Investigations by the Enforcement Directorate into e-commerce poster boy Flipkart have found that the company violated Foreign Exchange Management Act (FEMA) provisions to the tune of around Rs 1,400 crore between 2009 and 2012, a senior ED official told FE. The e-tailer, which came under the scanner for allegedly engaging in business-to-consumer retail even though it had raised money from foreign investors, can be fined anything from 10% to up to three times the violation amount, upon adjudication. Hence, this may translate into a fine of up to Rs 4,200 crore, or it could get away with a relatively light penalty of Rs 140 crore.
The complaint is now with an adjudicating body in Delhi which will issue a show-cause notice that will set into motion a quasi-judicial process. As the process involves further examination of the complaint, it is likely that issuing a show-cause notice will take a few weeks.
“The investigations were completed some months ago and the complaint has been sent to the adjudicating body. Responses may be sought from the investigators if any clarification is needed. Only after that will Flipkart be issued a show-cause notice,” the official said. The notice will allow Flipkart to present its case and evidence before the adjudicating authority.
According to publicly available figures, Flipkart had raised $180 million between its incorporation in 2008 and September 2012 from a clutch of investors like
Accel Partners, Tiger Global, MIH (part of Naspers Group) and Iconiq Capital. All through these years, Flipkart had continued with the inventory-led retailing model through its arm WS Retail.
India’s laws selectively allow with caveats foreign direct investment (FDI) in multi-brand retail, which also includes e-commerce, but they permit FDI in the business-to-business segment. The initiation of the ED probe was revealed in December 2012 by then commerce minister Anand Sharma, who made a statement in Parliament that two alleged FEMA violations relating to Bharti Walmart/Cedar Support Services and Flipkart Online Services had been referred to the agency.
Flipkart has, however, maintained that it did not circumvent or flout any regulation. “Flipkart is fully compliant with the laws of the land and we will fully cooperate with authorities,” a Flipkart spokesperson said.
Flipkart, in February 2013, had sold WS Retail to a group of high net worth individuals led by former OnMobile COO Rajiv Kuchchal. It then switched over to the marketplace model under which it offered a platform for third-party sellers. Since then, Flipkart raised $200 million in July 2013 followed by another round of $160 million in October. In May this year, Flipkart raised $210 million followed by a $1-billion blitzkrieg in July, the highest ever by an Indian e-commerce company. Overall, Flipkart has raised at least $1.7 billion since its inception from marquee investors like Singapore’s GIC, DST Global, Iconiq Capital, Morgan Stanley Investment Management, Sofina, Dragoneer Investment, Vulcan Capital, Tiger Global and Accel Partners.

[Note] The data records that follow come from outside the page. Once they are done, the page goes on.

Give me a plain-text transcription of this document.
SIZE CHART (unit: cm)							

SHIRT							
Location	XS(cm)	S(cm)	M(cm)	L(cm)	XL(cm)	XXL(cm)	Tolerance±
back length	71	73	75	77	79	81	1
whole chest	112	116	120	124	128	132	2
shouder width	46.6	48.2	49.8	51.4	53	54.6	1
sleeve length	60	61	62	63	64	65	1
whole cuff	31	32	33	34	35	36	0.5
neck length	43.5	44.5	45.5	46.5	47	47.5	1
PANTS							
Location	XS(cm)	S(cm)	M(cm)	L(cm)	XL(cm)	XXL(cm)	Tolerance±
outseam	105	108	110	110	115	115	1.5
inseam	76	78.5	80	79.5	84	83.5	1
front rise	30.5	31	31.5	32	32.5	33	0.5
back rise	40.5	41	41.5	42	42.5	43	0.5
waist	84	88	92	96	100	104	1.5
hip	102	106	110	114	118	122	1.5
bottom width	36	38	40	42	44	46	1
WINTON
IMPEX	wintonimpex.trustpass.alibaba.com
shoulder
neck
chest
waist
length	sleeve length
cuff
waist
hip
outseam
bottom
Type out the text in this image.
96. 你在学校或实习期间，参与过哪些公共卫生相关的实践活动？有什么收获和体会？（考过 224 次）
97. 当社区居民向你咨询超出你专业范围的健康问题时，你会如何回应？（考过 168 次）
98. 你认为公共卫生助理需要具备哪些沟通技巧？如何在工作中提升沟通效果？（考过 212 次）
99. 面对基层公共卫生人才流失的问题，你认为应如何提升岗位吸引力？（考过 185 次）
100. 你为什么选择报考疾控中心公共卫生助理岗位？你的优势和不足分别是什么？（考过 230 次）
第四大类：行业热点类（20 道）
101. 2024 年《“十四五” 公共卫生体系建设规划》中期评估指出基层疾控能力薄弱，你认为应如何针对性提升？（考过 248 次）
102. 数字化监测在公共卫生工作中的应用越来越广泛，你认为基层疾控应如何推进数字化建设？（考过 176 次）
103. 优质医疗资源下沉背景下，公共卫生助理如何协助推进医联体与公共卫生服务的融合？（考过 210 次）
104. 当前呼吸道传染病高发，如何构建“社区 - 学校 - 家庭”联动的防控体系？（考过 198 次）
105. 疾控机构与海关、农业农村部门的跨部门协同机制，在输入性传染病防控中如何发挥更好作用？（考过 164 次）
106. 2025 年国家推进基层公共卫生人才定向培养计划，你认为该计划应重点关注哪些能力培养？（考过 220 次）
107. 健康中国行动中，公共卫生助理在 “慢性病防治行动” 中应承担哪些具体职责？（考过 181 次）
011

At the Indian Express Group’s Idea Exchange programme on Thursday, commerce and industry minister Nirmala Sitharaman indicated that the government would crack down on such businesses when she said the same rules that apply to FDI in multi-brand retail apply to e-tail as well — it is to be allowed only in cities with a population of over a million, up to a 51% level, with 30% of sourcing coming from medium, small and micro enterprises, among others.